Pharmacists are turning to digital technology in response to an anticipated decrease in profit as a result of the Federal Government’s new 60-day pharmacy dispensing policy.
The CommBank Pharmacy Insights 2023 report showed that as a response to the policy, pharmacists are trying to improve competitiveness and customer experiences by ramping up their digital capabilities, expanding professional services and their scope of practice.
“Digitisation is providing opportunities for pharmacies to create greater efficiencies in managing their day-to-day operations and implementing solutions to improve workflow and cost management,” said CommBank Health Chief Executive Officer (CEO), Albert Naffah.
“Pharmacies are also strengthening their customer proposition with more professional services (50.5%), such as vaccinations and prescribing, as well as product ranges (24.5%) including vitamins, compounding medications, and practitioner-only products, skincare and beauty, and gifts.”
The report also showed that confidence among community pharmacies reached its highest-ever point in late November 2022, but declined sharply by May 2023, following the announcement of the 60-day dispensing policy.

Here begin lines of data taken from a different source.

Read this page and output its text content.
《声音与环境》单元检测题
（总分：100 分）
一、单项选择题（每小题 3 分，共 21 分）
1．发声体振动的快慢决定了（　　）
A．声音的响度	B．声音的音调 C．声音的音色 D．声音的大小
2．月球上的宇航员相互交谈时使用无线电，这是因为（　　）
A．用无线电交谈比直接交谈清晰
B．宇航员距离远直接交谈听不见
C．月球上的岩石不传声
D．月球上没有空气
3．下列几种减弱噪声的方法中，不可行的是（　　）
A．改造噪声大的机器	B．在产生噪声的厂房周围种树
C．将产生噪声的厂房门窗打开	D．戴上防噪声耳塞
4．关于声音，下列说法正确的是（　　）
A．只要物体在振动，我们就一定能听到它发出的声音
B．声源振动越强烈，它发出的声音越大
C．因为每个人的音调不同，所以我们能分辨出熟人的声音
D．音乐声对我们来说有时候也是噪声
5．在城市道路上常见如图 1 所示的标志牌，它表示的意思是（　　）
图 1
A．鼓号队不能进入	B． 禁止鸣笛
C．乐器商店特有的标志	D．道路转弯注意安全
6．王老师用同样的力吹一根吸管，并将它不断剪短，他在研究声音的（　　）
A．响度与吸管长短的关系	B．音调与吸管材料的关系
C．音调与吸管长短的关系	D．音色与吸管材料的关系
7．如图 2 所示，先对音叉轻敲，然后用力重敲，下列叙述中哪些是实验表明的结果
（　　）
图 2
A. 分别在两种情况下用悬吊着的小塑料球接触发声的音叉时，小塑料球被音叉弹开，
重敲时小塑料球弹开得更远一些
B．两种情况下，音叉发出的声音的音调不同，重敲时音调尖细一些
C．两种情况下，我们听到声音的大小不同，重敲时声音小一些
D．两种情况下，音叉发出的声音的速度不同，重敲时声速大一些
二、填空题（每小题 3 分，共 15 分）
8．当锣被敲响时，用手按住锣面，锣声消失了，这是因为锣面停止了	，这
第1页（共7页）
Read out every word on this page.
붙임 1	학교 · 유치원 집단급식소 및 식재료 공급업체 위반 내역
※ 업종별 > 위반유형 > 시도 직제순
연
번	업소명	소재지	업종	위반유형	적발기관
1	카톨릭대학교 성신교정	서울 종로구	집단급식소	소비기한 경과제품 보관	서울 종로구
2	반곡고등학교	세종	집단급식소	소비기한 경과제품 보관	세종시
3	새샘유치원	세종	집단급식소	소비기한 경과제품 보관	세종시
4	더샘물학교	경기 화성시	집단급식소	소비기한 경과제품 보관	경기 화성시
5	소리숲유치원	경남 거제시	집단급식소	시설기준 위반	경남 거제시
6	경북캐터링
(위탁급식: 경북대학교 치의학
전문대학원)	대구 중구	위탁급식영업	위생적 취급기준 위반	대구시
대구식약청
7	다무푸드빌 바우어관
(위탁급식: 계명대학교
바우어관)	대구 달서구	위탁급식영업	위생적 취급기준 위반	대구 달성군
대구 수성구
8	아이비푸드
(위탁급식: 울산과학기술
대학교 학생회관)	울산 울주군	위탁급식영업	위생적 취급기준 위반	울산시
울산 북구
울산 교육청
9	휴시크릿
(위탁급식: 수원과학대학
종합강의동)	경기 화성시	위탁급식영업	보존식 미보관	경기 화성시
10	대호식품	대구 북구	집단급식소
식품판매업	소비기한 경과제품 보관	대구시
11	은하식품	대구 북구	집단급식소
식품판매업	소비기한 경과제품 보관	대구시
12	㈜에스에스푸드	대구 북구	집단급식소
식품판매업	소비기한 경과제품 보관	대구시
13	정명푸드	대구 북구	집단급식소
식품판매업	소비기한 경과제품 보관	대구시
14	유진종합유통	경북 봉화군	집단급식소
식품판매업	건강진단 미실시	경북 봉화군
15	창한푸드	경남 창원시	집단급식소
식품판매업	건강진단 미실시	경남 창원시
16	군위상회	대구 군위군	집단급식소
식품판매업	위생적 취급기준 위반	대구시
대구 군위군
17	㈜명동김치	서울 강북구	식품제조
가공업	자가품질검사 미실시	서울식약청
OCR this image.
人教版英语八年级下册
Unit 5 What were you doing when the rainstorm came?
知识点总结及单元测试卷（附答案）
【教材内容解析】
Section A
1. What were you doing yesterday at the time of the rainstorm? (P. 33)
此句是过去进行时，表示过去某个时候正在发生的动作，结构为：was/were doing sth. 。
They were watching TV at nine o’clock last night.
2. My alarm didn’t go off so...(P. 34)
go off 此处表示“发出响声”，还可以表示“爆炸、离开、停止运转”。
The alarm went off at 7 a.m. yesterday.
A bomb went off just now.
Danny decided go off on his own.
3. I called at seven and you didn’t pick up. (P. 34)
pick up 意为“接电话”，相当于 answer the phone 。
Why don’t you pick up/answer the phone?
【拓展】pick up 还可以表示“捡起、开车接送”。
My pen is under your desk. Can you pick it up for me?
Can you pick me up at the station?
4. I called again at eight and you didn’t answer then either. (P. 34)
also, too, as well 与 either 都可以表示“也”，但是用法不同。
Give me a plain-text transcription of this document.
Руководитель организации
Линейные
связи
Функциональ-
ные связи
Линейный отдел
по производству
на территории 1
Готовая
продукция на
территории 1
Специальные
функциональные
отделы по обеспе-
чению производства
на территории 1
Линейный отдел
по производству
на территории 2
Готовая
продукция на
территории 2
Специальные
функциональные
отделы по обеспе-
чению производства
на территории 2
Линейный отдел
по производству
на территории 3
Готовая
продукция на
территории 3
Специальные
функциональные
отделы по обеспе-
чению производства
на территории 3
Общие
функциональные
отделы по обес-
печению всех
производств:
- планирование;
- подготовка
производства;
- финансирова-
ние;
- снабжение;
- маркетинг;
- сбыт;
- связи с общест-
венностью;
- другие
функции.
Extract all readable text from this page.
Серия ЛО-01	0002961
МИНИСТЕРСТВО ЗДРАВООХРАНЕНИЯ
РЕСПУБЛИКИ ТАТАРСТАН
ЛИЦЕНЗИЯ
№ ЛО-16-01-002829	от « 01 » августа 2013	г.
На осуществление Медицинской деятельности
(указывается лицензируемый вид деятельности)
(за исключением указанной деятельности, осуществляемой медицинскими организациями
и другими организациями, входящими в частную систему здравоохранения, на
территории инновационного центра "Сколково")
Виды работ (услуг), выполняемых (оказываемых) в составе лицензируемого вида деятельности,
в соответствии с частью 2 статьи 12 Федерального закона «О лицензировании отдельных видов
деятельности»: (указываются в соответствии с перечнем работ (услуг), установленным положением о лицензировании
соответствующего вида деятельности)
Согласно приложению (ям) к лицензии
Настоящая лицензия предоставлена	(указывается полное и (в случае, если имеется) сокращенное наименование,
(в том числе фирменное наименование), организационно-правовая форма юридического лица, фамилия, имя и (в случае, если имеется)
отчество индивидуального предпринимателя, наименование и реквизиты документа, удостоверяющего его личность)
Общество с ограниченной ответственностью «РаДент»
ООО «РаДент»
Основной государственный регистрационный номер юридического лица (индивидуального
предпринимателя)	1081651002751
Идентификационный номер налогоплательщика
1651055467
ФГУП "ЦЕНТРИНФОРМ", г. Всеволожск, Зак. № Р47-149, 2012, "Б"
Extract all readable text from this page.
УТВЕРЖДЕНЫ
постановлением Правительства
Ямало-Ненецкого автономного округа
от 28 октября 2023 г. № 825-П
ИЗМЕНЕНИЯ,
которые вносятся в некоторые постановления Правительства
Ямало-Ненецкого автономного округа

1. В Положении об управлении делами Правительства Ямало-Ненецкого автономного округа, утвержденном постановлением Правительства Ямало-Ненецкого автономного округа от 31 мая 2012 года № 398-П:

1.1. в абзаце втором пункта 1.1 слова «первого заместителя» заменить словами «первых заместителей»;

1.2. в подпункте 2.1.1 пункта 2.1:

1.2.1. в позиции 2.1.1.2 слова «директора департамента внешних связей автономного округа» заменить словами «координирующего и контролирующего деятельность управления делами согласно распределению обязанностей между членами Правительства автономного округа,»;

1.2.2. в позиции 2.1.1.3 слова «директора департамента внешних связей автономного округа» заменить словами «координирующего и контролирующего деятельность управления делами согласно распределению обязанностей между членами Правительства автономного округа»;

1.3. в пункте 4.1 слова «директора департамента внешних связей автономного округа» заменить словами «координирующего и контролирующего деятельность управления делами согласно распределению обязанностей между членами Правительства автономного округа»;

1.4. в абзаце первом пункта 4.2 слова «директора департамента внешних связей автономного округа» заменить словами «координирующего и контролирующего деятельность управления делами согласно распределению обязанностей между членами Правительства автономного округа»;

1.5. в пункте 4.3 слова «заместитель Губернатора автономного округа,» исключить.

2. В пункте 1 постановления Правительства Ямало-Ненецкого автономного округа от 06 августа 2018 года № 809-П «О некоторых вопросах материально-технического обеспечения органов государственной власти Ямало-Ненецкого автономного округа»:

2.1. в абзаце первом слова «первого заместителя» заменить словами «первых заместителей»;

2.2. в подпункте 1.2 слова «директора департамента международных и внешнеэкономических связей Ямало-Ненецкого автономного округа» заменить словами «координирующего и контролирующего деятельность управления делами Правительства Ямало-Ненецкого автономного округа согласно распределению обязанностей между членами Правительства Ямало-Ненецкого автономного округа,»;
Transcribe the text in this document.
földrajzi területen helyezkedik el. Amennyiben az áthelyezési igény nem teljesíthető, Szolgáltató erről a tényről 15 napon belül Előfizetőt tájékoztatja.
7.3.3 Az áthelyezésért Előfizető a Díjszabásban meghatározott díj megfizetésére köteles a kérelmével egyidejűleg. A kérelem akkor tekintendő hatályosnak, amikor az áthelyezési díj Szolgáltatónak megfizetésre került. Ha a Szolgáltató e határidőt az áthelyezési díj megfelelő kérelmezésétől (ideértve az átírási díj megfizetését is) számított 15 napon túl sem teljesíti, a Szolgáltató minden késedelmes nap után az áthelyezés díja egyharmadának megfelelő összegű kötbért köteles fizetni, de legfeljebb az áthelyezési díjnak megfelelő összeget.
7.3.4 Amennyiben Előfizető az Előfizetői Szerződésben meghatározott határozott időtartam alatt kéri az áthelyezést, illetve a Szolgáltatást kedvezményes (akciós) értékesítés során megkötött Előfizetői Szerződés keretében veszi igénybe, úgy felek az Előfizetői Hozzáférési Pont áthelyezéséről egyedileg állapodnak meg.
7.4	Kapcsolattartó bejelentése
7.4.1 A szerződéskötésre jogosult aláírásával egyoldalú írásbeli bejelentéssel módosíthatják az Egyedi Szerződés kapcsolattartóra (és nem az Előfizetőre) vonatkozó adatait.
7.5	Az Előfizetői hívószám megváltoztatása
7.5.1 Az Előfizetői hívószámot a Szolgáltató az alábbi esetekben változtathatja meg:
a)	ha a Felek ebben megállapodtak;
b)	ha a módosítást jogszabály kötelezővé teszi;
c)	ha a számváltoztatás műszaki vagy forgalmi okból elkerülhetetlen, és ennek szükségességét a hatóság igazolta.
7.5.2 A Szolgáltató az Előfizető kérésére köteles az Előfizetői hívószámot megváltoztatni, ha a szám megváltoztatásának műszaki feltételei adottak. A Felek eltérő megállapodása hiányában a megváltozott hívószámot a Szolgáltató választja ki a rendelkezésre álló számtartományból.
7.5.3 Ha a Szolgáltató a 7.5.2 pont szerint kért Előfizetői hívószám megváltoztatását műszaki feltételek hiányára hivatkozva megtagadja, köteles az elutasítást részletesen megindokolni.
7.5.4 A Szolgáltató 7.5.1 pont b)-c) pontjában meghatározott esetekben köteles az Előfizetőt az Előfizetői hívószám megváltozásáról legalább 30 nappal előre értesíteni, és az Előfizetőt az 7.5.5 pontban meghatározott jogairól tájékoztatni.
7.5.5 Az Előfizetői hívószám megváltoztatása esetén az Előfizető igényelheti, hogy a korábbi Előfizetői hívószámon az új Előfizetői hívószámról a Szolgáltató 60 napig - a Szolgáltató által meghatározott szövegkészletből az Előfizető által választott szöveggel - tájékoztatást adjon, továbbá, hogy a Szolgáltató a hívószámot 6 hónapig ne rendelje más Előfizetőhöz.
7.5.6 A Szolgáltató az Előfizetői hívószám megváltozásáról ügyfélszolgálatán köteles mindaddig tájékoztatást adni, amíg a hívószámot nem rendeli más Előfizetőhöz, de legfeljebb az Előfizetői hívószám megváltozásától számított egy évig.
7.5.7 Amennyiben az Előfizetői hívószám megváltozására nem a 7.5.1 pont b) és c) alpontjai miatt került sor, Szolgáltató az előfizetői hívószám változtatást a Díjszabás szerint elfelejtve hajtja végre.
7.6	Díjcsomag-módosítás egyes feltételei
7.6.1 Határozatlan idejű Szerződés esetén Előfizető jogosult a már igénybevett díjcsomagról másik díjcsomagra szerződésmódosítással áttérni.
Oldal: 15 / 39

In April 2022, Health Minister Mark Butler announced the move towards 60-day prescriptions to allow patients to pick up two months’ worth of prescriptions at a time for the price of one from September 1 in order to help ease the cost of living pressures – particularly those with chronic conditions.
The move has seen the Federal Government slammed by the Pharmacy Guild of Australia who claim it will negatively impact community chemists who are already struggling.
Some community pharmacists have taken to the streets to protest against the 60-day dispensation move, claiming it will force them to start charging customers for once-free services to help make up the financial shortfall – particularly impacting the price aged care residents pay for their medication.
The retaliation could see patients pay between $10 and $15 for services like blood pressure checks, wound dressing, baby weighing and medication home delivery.
“It’s going to kill our businesses and the Government just doesn’t want to listen,” one pharmacist told 9News.
“I have many staff working, how can I afford to employ staff and give the service?” said another.
Labor Party Federal President Wayne Swan said “Putting the interest of one lobby group ahead of six million people in the middle of a cost of living crisis is crazy, some would say sick.” And Minister Butler slammed the lobby group and the Liberal Party for trying to “scare vulnerable aged care residents that they would have to pay extra”.
“This is a cynical scare campaign from the pharmacy lobby that should be rejected,” he said at a press conference earlier this month.
Furthermore, the Health Department expressed concern in June that the lobby group used patient contact details from its “Find a Pharmacy” website to campaign against the policy after patients reported receiving emails and calls warning about medicine shortages. A spokesperson from the Guild said it “adheres to all relevant privacy laws and regulations”.
The debate continues as the Health Department prepares to negotiate the eighth Community Pharmacy Agreement (8CPA), set to conclude on June 30, 2024.
The Pharmacy Guild of Australia will continue to be signatories to any new agreement and consultations for the 8CPA will include patient groups, medicines wholesalers and distributors. The Government plans to harness all the lessons in developing a new agreement in partnership and will note past findings and recommendations of reviews of the sector.